SINGAPORE: DBS, OCBC, and UOB have raised their fixed home loan interest rates as of Tuesday (Nov 15), with rates reaching as high as 4.5%. DBS, Singapore’s largest bank, now offers four fixed-rate packages ranging from two to five years, all set at 4.25% per year.
OCBC has adjusted its one-year and two-year fixed-rate packages to 4.3% per year, up from previous rates of 3.35% and 3.5%, respectively. Meanwhile, UOB’s two-year fixed-rate package is now priced at 4.5% per year.
These increases follow the US Federal Reserve’s recent decision to raise its benchmark lending rate by 0.75 percentage points—marking the fourth consecutive hike of that magnitude and the sixth increase this year—as part of ongoing efforts to curb high inflation. Singapore’s core inflation rate climbed to 5.3% in September, nearing a 14-year peak. Notably, the three local banks last adjusted their home loan rates in October.
Floating Rates
DBS’s floating rates remain unchanged, pegged to the three-month compounded Singapore Overnight Rate Average (SORA) plus a lending margin of 1% per year. The three-month compounded SORA has surged from 0.1949 at the start of the year to 2.6633 as of Nov 14. There is a two-year lock-in period for these rates.
Additionally, DBS has modified its “hybrid loan” structure, allowing borrowers to designate up to 70% of their home loan amount as fixed rate, with the remainder in a floating rate package, an increase from the previous 50%.

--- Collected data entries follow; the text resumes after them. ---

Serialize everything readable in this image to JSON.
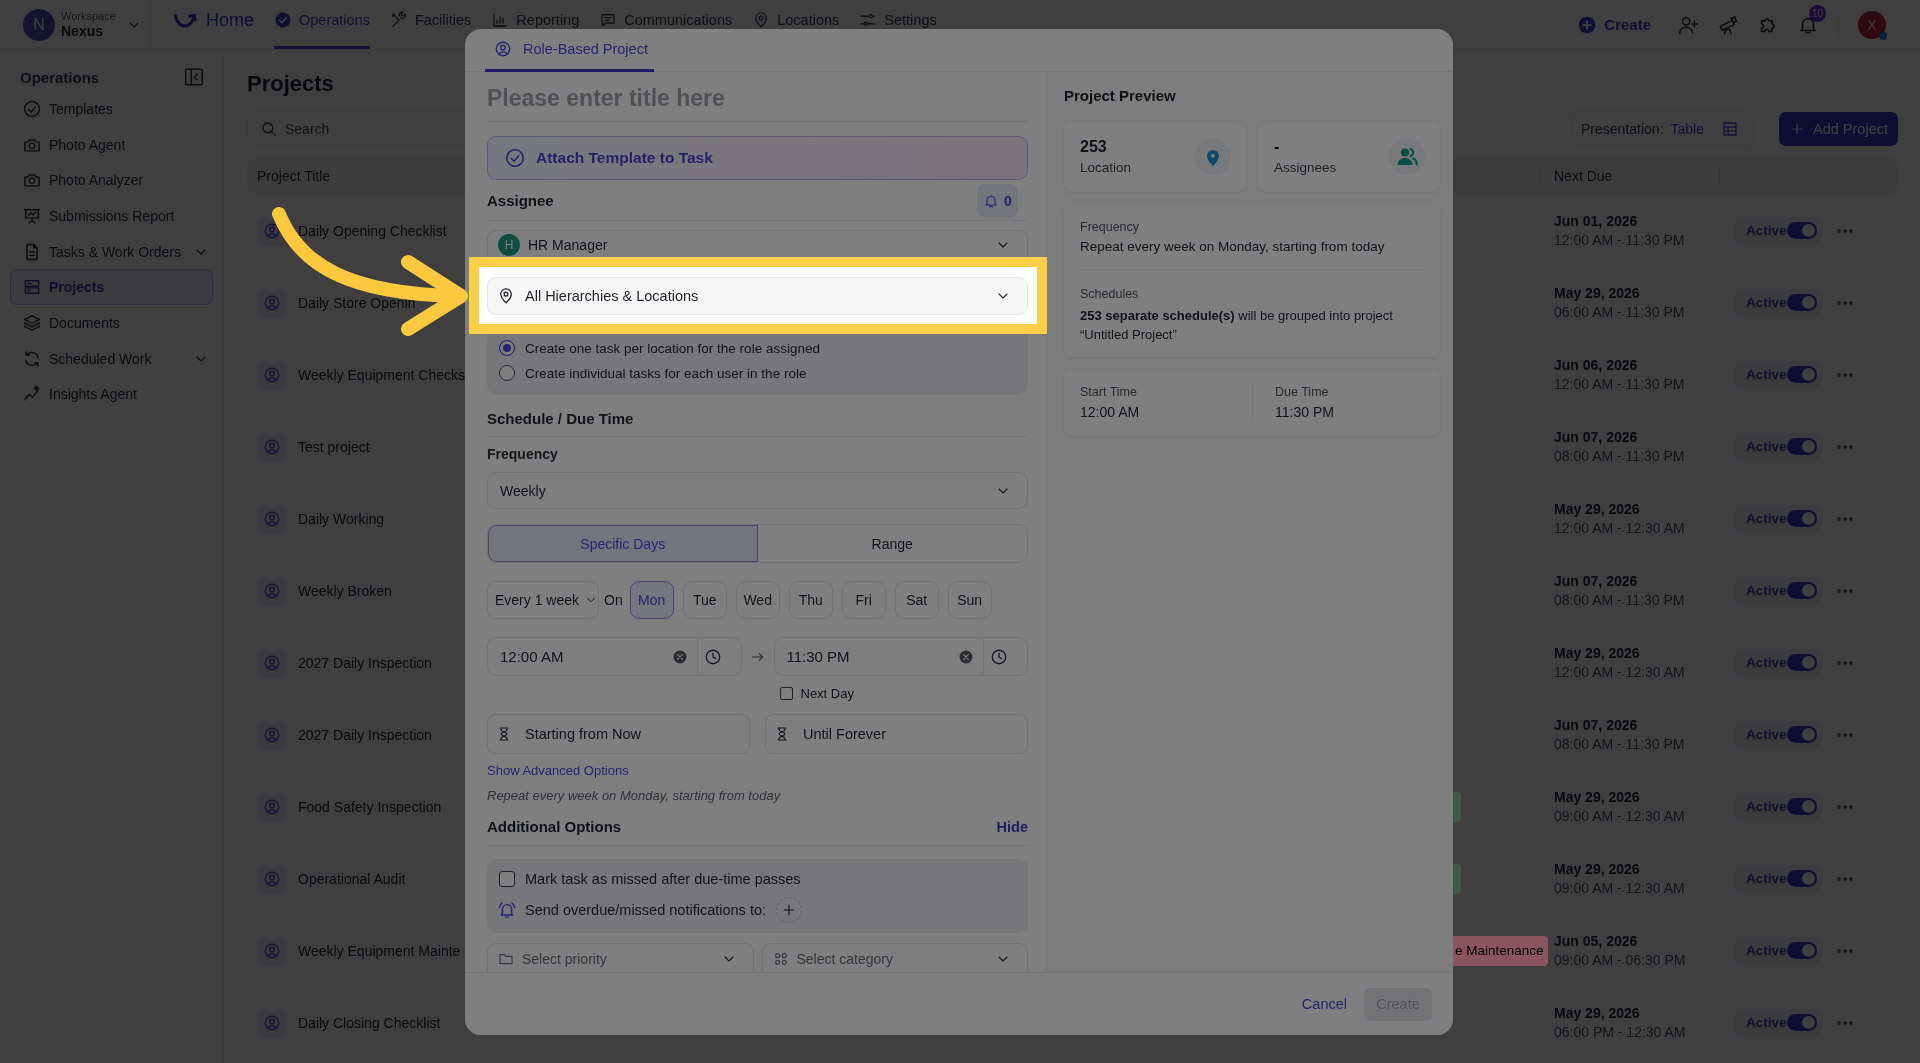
{
  "top_bar": {
    "workspace": {
      "avatar": "N",
      "label": "Workspace",
      "name": "Nexus"
    },
    "nav": [
      {
        "label": "Home",
        "kind": "home",
        "selected": false
      },
      {
        "label": "Operations",
        "kind": "link",
        "selected": true
      },
      {
        "label": "Facilities",
        "kind": "link",
        "selected": false
      },
      {
        "label": "Reporting",
        "kind": "link",
        "selected": false
      },
      {
        "label": "Communications",
        "kind": "link",
        "selected": false
      },
      {
        "label": "Locations",
        "kind": "link",
        "selected": false
      },
      {
        "label": "Settings",
        "kind": "link",
        "selected": false
      }
    ],
    "create": "Create",
    "notification_count": "10",
    "avatar": "X"
  },
  "sidebar": {
    "title": "Operations",
    "items": [
      {
        "label": "Templates",
        "selected": false,
        "has_submenu": false
      },
      {
        "label": "Photo Agent",
        "selected": false,
        "has_submenu": false
      },
      {
        "label": "Photo Analyzer",
        "selected": false,
        "has_submenu": false
      },
      {
        "label": "Submissions Report",
        "selected": false,
        "has_submenu": false
      },
      {
        "label": "Tasks & Work Orders",
        "selected": false,
        "has_submenu": true
      },
      {
        "label": "Projects",
        "selected": true,
        "has_submenu": false
      },
      {
        "label": "Documents",
        "selected": false,
        "has_submenu": false
      },
      {
        "label": "Scheduled Work",
        "selected": false,
        "has_submenu": true
      },
      {
        "label": "Insights Agent",
        "selected": false,
        "has_submenu": false
      }
    ]
  },
  "page": {
    "title": "Projects",
    "search": {
      "placeholder": "Search"
    },
    "presentation": {
      "label": "Presentation:",
      "value": "Table"
    },
    "add_button": "Add Project",
    "table": {
      "columns": [
        "Project Title",
        "Next Due"
      ],
      "rows": [
        {
          "title": "Daily Opening Checklist",
          "next_due_date": "Jun 01, 2026",
          "next_due_time": "12:00 AM - 11:30 PM",
          "status": "Active",
          "on": true
        },
        {
          "title": "Daily Store Openin",
          "next_due_date": "May 29, 2026",
          "next_due_time": "06:00 AM - 11:30 PM",
          "status": "Active",
          "on": true
        },
        {
          "title": "Weekly Equipment Checks",
          "next_due_date": "Jun 06, 2026",
          "next_due_time": "12:00 AM - 11:30 PM",
          "status": "Active",
          "on": true
        },
        {
          "title": "Test project",
          "next_due_date": "Jun 07, 2026",
          "next_due_time": "08:00 AM - 11:30 PM",
          "status": "Active",
          "on": true
        },
        {
          "title": "Daily Working",
          "next_due_date": "May 29, 2026",
          "next_due_time": "12:00 AM - 12:30 AM",
          "status": "Active",
          "on": true
        },
        {
          "title": "Weekly Broken",
          "next_due_date": "Jun 07, 2026",
          "next_due_time": "08:00 AM - 11:30 PM",
          "status": "Active",
          "on": true
        },
        {
          "title": "2027 Daily Inspection",
          "next_due_date": "May 29, 2026",
          "next_due_time": "12:00 AM - 12:30 AM",
          "status": "Active",
          "on": true
        },
        {
          "title": "2027 Daily Inspection",
          "next_due_date": "Jun 07, 2026",
          "next_due_time": "08:00 AM - 11:30 PM",
          "status": "Active",
          "on": true
        },
        {
          "title": "Food Safety Inspection",
          "tag": {
            "color": "#3e5a49"
          },
          "next_due_date": "May 29, 2026",
          "next_due_time": "09:00 AM - 12:30 AM",
          "status": "Active",
          "on": true
        },
        {
          "title": "Operational Audit",
          "tag": {
            "color": "#3e5a49"
          },
          "next_due_date": "May 29, 2026",
          "next_due_time": "09:00 AM - 12:30 AM",
          "status": "Active",
          "on": true
        },
        {
          "title": "Weekly Equipment Mainte",
          "tag": {
            "text": "e Maintenance",
            "color": "#8a5560"
          },
          "next_due_date": "Jun 05, 2026",
          "next_due_time": "09:00 AM - 06:30 PM",
          "status": "Active",
          "on": true
        },
        {
          "title": "Daily Closing Checklist",
          "next_due_date": "May 29, 2026",
          "next_due_time": "06:00 PM - 12:30 AM",
          "status": "Active",
          "on": true
        }
      ]
    }
  },
  "modal": {
    "tabs": [
      {
        "label": "Role-Based Project",
        "selected": true
      }
    ],
    "title_field": {
      "placeholder": "Please enter title here"
    },
    "attach_button": "Attach Template to Task",
    "assignee": {
      "label": "Assignee",
      "notify_count": "0",
      "role": {
        "initial": "H",
        "name": "HR Manager"
      }
    },
    "location_field": {
      "value": "All Hierarchies & Locations",
      "highlighted": true
    },
    "task_mode": [
      {
        "label": "Create one task per location for the role assigned",
        "selected": true
      },
      {
        "label": "Create individual tasks for each user in the role",
        "selected": false
      }
    ],
    "schedule": {
      "title": "Schedule / Due Time",
      "frequency_label": "Frequency",
      "frequency": "Weekly",
      "modes": [
        {
          "label": "Specific Days",
          "selected": true
        },
        {
          "label": "Range",
          "selected": false
        }
      ],
      "interval": "Every 1 week",
      "on_label": "On",
      "days": [
        {
          "label": "Mon",
          "selected": true
        },
        {
          "label": "Tue",
          "selected": false
        },
        {
          "label": "Wed",
          "selected": false
        },
        {
          "label": "Thu",
          "selected": false
        },
        {
          "label": "Fri",
          "selected": false
        },
        {
          "label": "Sat",
          "selected": false
        },
        {
          "label": "Sun",
          "selected": false
        }
      ],
      "start_time": "12:00 AM",
      "end_time": "11:30 PM",
      "next_day": {
        "label": "Next Day",
        "checked": false
      },
      "start": "Starting from Now",
      "until": "Until Forever",
      "advanced_link": "Show Advanced Options",
      "summary": "Repeat every week on Monday, starting from today"
    },
    "additional": {
      "title": "Additional Options",
      "toggle": "Hide",
      "missed": {
        "label": "Mark task as missed after due-time passes",
        "checked": false
      },
      "notify_label": "Send overdue/missed notifications to:",
      "priority": {
        "placeholder": "Select priority"
      },
      "category": {
        "placeholder": "Select category"
      }
    },
    "preview": {
      "title": "Project Preview",
      "stats": [
        {
          "value": "253",
          "label": "Location",
          "kind": "location"
        },
        {
          "value": "-",
          "label": "Assignees",
          "kind": "assignees"
        }
      ],
      "frequency_label": "Frequency",
      "frequency": "Repeat every week on Monday, starting from today",
      "schedules_label": "Schedules",
      "schedules": "**253 separate schedule(s)** will be grouped into project “Untitled Project”",
      "times": [
        {
          "label": "Start Time",
          "value": "12:00 AM"
        },
        {
          "label": "Due Time",
          "value": "11:30 PM"
        }
      ]
    },
    "footer": {
      "cancel": "Cancel",
      "create": {
        "label": "Create",
        "disabled": true
      }
    }
  }
}
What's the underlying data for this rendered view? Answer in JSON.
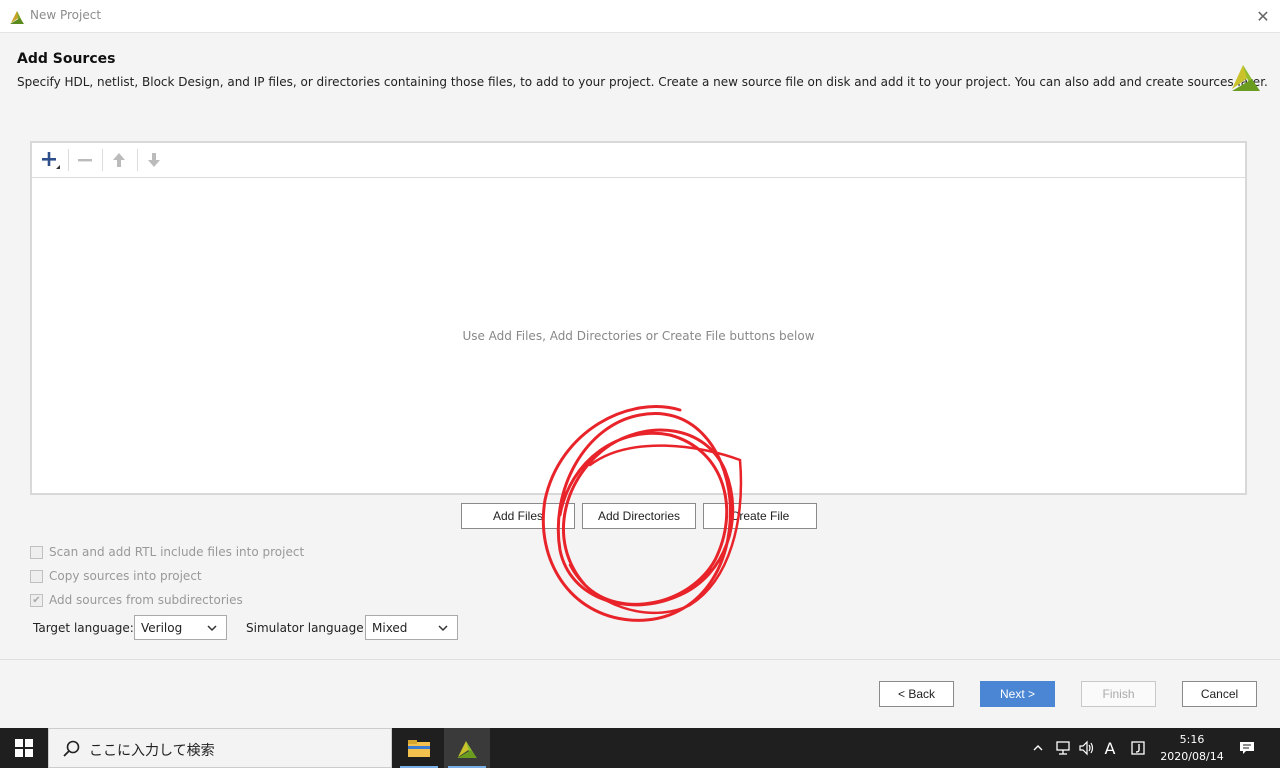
{
  "window": {
    "title": "New Project",
    "close_label": "✕"
  },
  "header": {
    "title": "Add Sources",
    "description": "Specify HDL, netlist, Block Design, and IP files, or directories containing those files, to add to your project. Create a new source file on disk and add it to your project. You can also add and create sources later."
  },
  "sources_panel": {
    "empty_message": "Use Add Files, Add Directories or Create File buttons below",
    "toolbar": {
      "add_icon": "plus-icon",
      "remove_icon": "minus-icon",
      "up_icon": "arrow-up-icon",
      "down_icon": "arrow-down-icon"
    }
  },
  "actions": {
    "add_files": "Add Files",
    "add_directories": "Add Directories",
    "create_file": "Create File"
  },
  "options": {
    "scan_rtl": "Scan and add RTL include files into project",
    "copy_sources": "Copy sources into project",
    "add_subdirs": "Add sources from subdirectories"
  },
  "language": {
    "target_label": "Target language:",
    "target_value": "Verilog",
    "simulator_label": "Simulator language:",
    "simulator_value": "Mixed"
  },
  "footer": {
    "back": "< Back",
    "next": "Next >",
    "finish": "Finish",
    "cancel": "Cancel"
  },
  "taskbar": {
    "search_placeholder": "ここに入力して検索",
    "time": "5:16",
    "date": "2020/08/14",
    "ime": "A"
  },
  "colors": {
    "accent": "#4a86d4",
    "annotation": "#e8242a",
    "vivado_green": "#7da82b"
  }
}
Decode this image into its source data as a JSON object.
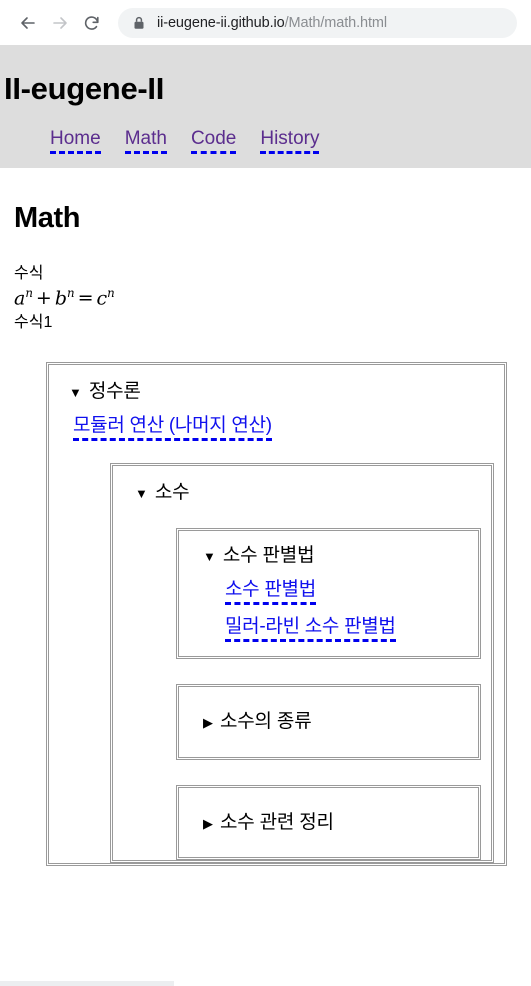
{
  "browser": {
    "back_icon": "arrow-left-icon",
    "forward_icon": "arrow-right-icon",
    "reload_icon": "reload-icon",
    "lock_icon": "lock-icon",
    "url_domain": "ii-eugene-ii.github.io",
    "url_path": "/Math/math.html"
  },
  "site": {
    "title": "II-eugene-II",
    "nav": [
      {
        "label": "Home"
      },
      {
        "label": "Math"
      },
      {
        "label": "Code"
      },
      {
        "label": "History"
      }
    ]
  },
  "page": {
    "heading": "Math",
    "formula_label": "수식",
    "formula": {
      "a": "a",
      "a_exp": "n",
      "plus": "+",
      "b": "b",
      "b_exp": "n",
      "equals": "=",
      "c": "c",
      "c_exp": "n"
    },
    "formula_label_2": "수식1"
  },
  "tree": {
    "level1": {
      "marker": "▼",
      "summary": "정수론",
      "link": "모듈러 연산 (나머지 연산)"
    },
    "level2": {
      "marker": "▼",
      "summary": "소수"
    },
    "level3": {
      "marker": "▼",
      "summary": "소수 판별법",
      "links": [
        "소수 판별법",
        "밀러-라빈 소수 판별법"
      ]
    },
    "collapsed": [
      {
        "marker": "▶",
        "summary": "소수의 종류"
      },
      {
        "marker": "▶",
        "summary": "소수 관련 정리"
      }
    ]
  },
  "colors": {
    "link": "#1010ee",
    "visited_nav_link": "#5b2d8e",
    "underline": "#0000ee",
    "header_bg": "#dddddd",
    "box_border": "#9a9a9a"
  }
}
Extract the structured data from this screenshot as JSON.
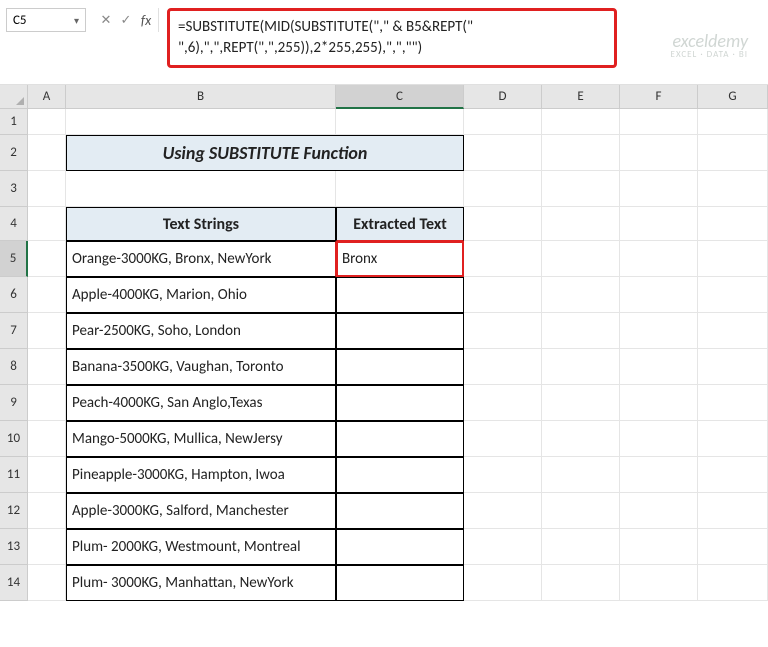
{
  "nameBox": "C5",
  "formula": "=SUBSTITUTE(MID(SUBSTITUTE(\",\" & B5&REPT(\" \",6),\",\",REPT(\",\",255)),2*255,255),\",\",\"\")",
  "columns": [
    "A",
    "B",
    "C",
    "D",
    "E",
    "F",
    "G"
  ],
  "rows": [
    "1",
    "2",
    "3",
    "4",
    "5",
    "6",
    "7",
    "8",
    "9",
    "10",
    "11",
    "12",
    "13",
    "14"
  ],
  "selected": {
    "col": "C",
    "row": "5"
  },
  "title": "Using SUBSTITUTE Function",
  "headers": {
    "b": "Text Strings",
    "c": "Extracted Text"
  },
  "data": [
    {
      "b": "Orange-3000KG, Bronx, NewYork",
      "c": "Bronx"
    },
    {
      "b": "Apple-4000KG, Marion, Ohio",
      "c": ""
    },
    {
      "b": "Pear-2500KG, Soho, London",
      "c": ""
    },
    {
      "b": "Banana-3500KG, Vaughan, Toronto",
      "c": ""
    },
    {
      "b": "Peach-4000KG, San Anglo,Texas",
      "c": ""
    },
    {
      "b": "Mango-5000KG, Mullica, NewJersy",
      "c": ""
    },
    {
      "b": "Pineapple-3000KG, Hampton, Iwoa",
      "c": ""
    },
    {
      "b": "Apple-3000KG, Salford, Manchester",
      "c": ""
    },
    {
      "b": "Plum- 2000KG, Westmount, Montreal",
      "c": ""
    },
    {
      "b": "Plum- 3000KG, Manhattan, NewYork",
      "c": ""
    }
  ],
  "watermark": {
    "main": "exceldemy",
    "sub": "EXCEL · DATA · BI"
  }
}
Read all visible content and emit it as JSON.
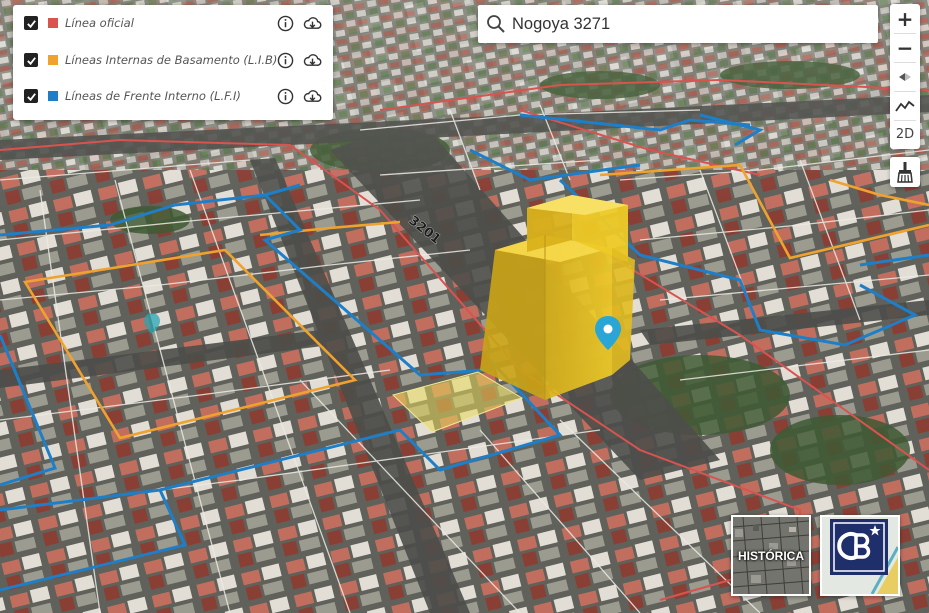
{
  "layers": [
    {
      "label": "Línea oficial",
      "color": "#d9534f",
      "checked": true
    },
    {
      "label": "Líneas Internas de Basamento (L.I.B)",
      "color": "#f0a22e",
      "checked": true
    },
    {
      "label": "Líneas de Frente Interno (L.F.I)",
      "color": "#1e7fc8",
      "checked": true
    }
  ],
  "search": {
    "value": "Nogoya 3271"
  },
  "controls": {
    "zoom_in": "+",
    "zoom_out": "−",
    "mode_2d": "2D"
  },
  "street_label": "3201",
  "thumbnails": {
    "historica_label": "HISTÓRICA"
  },
  "colors": {
    "linea_oficial": "#d9534f",
    "lib": "#f0a22e",
    "lfi": "#1e7fc8",
    "building": "#e8c21c",
    "marker": "#2aa6d6"
  }
}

OCBC’s floating interest rates also remain stable, based on the three-month compounded SORA and a lending margin of 0.98% for the first and second years, rising to 1% in the third year. OCBC’s head of home loans, Maryanne Phua, noted that the floating packages would appeal to customers seeking flexibility in their prepayment options.
A DBS spokesperson advised borrowers to set aside adequate funds as a buffer against potential further interest rate hikes or unexpected financial challenges. Ideally, borrowers should have sufficient savings to cover monthly home loan payments for at least the next two years, along with at least six months’ worth of living expenses. This precaution would provide enough time to restructure the loan or consider selling the property if necessary.
UOB’s floating interest rates remain consistent, pegged to the three-month compounded SORA with a margin of 0.7% per annum for the first two years, increasing to 0.8% from the third year onward. Jacquelyn Tan, head of group personal financial services at UOB, emphasized the significance of property purchases and the need to support customers with diverse options tailored to their circumstances.
In the broader housing market, HDB resale prices in Singapore have risen for 10 consecutive quarters, while private home prices increased by 3.8% in the third quarter of this year. In response, the Government implemented various cooling measures on September 30, including tighter maximum loan quantum limits. The loan-to-value (LTV) ratio for HDB loans has been lowered from 85% to 80%, and a 15-month wait-out period has been introduced for private homeowners purchasing HDB resale flats. However, this measure does not apply to seniors aged 55 and above transitioning from private property to a four-room or smaller resale flat.